Now imagine that Our Lord turns to this group and says, “Because I love everyone, I won’t send anyone to hell. So welcome to Heaven.” How do you think the victims of these dictators would feel? For example, the Christians who died rather than renounce their faith—would they not be justified in wondering why they bothered in knowing, loving and serving Jesus when it clearly did not matter whether they did or not? In fact, such people could not say Our Lord was loving because in letting everyone into Heaven, regardless of what they did and whether they repented—even at the moment of their death—would that not make God into somebody who was indifferent to the wrongs done in the world?

It would make God unjust. When we think about it, we don’t want a God who is unjust and does not hold the unrepentant wicked accountable for their sins. Rather we just want a God who doesn’t hold us responsible for the sins we refuse to repent. But when we think about it, such thinking makes us into monstrous hypocrites. We demand mercy without justice for ourselves, but justice without mercy for those we dislike.

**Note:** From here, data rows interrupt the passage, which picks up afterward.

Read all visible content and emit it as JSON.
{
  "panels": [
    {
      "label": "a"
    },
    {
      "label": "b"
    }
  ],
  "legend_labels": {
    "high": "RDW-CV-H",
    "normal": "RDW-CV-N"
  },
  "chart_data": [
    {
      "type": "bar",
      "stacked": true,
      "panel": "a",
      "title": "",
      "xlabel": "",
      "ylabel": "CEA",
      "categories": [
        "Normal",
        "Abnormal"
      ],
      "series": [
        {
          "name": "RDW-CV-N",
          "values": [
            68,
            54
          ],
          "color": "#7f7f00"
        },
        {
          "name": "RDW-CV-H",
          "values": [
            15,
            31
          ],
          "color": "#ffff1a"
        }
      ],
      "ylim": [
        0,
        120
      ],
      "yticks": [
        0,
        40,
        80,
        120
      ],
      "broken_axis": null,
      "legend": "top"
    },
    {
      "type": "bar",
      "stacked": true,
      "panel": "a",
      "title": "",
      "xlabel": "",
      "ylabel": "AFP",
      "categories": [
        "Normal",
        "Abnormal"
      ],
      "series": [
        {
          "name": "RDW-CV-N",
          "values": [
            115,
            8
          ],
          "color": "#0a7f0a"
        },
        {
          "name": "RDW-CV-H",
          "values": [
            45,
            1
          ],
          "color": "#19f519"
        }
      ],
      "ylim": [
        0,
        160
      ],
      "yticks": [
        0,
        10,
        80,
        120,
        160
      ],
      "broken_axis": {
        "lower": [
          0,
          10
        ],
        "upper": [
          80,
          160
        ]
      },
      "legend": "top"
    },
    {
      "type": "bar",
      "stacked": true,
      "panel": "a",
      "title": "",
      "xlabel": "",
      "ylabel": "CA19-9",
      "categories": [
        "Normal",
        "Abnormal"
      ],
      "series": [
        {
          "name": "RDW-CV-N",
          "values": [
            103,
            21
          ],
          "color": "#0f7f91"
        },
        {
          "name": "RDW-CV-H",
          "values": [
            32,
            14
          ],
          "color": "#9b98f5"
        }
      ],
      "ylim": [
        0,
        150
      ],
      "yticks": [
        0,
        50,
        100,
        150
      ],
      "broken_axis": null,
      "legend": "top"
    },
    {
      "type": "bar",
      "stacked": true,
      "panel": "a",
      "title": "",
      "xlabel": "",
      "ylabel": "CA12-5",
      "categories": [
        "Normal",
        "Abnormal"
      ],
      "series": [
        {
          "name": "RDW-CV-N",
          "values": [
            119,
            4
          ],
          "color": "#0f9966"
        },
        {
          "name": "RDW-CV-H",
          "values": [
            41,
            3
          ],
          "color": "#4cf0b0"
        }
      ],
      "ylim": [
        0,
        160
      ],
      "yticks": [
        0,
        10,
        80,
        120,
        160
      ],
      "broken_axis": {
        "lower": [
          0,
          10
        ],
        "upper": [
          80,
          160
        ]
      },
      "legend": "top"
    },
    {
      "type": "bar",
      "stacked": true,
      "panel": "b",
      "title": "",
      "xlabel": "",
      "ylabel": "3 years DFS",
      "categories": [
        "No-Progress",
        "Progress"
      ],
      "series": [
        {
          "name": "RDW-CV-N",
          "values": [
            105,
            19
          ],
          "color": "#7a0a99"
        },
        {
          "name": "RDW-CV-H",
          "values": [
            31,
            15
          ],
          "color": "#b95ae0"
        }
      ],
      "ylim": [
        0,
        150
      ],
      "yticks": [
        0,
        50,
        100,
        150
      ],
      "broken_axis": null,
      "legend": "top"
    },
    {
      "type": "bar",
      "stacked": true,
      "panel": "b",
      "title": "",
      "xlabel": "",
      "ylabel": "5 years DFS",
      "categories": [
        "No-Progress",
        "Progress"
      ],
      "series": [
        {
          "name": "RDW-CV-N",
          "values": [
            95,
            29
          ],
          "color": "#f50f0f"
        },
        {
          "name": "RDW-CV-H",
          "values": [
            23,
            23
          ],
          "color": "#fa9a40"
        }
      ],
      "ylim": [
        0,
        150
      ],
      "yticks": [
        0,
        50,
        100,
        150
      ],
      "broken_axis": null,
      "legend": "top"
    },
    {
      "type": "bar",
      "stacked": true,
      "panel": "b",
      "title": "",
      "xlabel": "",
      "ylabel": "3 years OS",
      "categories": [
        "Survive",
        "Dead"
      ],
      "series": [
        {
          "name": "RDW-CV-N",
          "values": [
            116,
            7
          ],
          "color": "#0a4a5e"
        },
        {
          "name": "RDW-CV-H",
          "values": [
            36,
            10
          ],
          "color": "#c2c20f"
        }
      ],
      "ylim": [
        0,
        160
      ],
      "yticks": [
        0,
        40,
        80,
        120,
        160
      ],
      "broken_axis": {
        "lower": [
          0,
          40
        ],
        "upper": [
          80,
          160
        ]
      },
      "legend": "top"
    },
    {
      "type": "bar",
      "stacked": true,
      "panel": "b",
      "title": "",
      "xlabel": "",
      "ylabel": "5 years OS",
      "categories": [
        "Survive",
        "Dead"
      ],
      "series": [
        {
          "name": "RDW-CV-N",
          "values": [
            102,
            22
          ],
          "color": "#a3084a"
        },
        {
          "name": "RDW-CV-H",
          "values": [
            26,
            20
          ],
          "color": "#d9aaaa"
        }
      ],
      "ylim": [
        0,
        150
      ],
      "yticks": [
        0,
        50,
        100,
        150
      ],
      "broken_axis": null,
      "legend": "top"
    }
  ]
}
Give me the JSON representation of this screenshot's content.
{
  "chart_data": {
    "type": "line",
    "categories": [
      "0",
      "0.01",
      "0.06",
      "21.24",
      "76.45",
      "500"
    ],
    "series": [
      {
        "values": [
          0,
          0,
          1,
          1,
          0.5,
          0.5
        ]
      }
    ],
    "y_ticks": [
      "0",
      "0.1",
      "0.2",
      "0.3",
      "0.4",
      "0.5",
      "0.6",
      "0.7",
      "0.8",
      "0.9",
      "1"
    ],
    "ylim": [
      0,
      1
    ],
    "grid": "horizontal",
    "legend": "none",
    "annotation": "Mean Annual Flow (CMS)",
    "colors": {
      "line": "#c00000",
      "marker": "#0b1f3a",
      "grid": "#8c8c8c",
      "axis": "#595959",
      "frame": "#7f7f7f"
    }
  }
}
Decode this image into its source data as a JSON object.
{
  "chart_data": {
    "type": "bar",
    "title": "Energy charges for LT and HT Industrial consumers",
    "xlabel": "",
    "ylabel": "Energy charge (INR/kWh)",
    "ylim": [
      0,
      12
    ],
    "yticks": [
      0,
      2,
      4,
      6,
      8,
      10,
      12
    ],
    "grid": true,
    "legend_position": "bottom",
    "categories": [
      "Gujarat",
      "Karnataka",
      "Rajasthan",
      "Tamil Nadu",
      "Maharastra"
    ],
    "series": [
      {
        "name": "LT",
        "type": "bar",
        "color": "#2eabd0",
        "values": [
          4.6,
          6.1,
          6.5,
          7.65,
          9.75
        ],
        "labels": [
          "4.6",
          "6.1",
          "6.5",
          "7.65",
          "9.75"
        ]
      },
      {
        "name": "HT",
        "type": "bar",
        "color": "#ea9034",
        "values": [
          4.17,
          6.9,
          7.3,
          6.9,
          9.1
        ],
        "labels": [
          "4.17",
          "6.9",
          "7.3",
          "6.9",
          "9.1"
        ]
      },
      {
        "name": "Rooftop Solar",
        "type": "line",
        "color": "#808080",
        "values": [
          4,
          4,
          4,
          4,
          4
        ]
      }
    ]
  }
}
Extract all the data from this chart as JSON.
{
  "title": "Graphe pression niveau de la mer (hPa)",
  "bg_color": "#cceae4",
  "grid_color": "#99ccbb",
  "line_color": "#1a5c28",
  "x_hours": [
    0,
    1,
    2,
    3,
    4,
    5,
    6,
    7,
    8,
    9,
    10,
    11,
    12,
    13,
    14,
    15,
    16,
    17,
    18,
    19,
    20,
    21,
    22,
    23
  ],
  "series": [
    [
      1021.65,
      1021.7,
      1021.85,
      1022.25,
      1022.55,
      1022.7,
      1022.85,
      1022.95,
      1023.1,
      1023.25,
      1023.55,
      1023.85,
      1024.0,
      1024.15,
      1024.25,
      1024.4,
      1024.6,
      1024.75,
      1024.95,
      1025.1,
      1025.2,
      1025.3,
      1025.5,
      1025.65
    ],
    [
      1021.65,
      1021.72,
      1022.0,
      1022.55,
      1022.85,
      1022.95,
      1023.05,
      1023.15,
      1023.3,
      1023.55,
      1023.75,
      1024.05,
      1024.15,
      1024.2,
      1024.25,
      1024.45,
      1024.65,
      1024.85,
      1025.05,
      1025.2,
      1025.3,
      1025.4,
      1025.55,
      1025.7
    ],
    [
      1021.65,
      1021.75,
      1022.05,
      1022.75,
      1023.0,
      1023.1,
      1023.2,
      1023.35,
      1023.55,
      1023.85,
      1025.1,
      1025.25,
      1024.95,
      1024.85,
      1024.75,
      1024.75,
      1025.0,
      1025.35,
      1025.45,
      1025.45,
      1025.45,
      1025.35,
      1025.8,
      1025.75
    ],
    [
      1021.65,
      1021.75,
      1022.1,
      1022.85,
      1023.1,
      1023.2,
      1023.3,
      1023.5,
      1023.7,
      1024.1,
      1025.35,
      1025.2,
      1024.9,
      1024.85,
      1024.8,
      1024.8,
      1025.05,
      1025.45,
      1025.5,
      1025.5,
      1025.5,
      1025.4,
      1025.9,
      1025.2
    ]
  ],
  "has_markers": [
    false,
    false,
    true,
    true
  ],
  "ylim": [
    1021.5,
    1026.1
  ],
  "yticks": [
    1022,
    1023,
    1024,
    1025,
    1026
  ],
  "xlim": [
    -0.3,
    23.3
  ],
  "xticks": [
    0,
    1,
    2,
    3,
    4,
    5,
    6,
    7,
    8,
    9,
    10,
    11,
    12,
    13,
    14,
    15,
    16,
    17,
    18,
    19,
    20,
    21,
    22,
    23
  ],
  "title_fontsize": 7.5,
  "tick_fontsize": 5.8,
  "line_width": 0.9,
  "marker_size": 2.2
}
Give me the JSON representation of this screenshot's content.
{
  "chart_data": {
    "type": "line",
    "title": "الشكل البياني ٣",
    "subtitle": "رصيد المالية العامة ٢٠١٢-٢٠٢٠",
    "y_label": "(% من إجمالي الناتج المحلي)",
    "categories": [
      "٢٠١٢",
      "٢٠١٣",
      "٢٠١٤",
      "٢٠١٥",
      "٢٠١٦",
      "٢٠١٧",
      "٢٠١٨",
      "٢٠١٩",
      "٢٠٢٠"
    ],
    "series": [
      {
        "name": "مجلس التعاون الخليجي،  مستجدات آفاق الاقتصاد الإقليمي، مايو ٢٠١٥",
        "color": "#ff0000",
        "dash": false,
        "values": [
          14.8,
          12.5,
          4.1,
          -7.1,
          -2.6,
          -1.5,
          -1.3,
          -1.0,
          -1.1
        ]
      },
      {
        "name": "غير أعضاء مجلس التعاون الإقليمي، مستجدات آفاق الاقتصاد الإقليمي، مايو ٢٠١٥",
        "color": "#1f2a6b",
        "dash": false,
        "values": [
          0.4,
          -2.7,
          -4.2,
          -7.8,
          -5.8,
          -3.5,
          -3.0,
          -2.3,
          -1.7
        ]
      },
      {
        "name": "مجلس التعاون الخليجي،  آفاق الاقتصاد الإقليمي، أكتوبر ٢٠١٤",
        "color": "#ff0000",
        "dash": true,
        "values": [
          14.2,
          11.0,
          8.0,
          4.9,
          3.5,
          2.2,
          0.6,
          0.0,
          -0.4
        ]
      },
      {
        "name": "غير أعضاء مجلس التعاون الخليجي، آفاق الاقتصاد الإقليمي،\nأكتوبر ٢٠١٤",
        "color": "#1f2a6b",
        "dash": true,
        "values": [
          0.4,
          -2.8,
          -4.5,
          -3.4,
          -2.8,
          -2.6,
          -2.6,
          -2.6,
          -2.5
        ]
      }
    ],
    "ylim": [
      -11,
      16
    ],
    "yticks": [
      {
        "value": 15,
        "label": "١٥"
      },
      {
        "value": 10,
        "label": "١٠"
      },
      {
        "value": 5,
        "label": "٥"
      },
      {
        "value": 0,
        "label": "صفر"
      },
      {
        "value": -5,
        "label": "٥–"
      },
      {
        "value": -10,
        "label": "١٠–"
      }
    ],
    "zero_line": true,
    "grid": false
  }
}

Ultimately, we need to recognize that God approaches each of us calling us to turn back to Him and accept His mercy. This turning back means rejecting our sins and keeping His commandments out of love for Him. We should be grieved by our sins and want to turn back to Him just as a man who loves his wife should be sorry for causing her pain and want to reconcile with her. God’s call of mercy is available as long as we live. But if we die unrepentant, we have to face His justice without the mercy that we refused. In such a case, we cannot blame God for being unfair. We have only ourselves to blame.

None of us know how much time we have on Earth. You might live another 50 years. You might die tomorrow. So, we need to accept the grace God offers when we become aware of it, and not treat it as something to do “down the road.” We need to listen to those God has tasked in teaching us right and wrong, and not reject their teaching as hateful or partisan.

Because if we reject them, we reject Christ. And if we reject Christ, we reject God.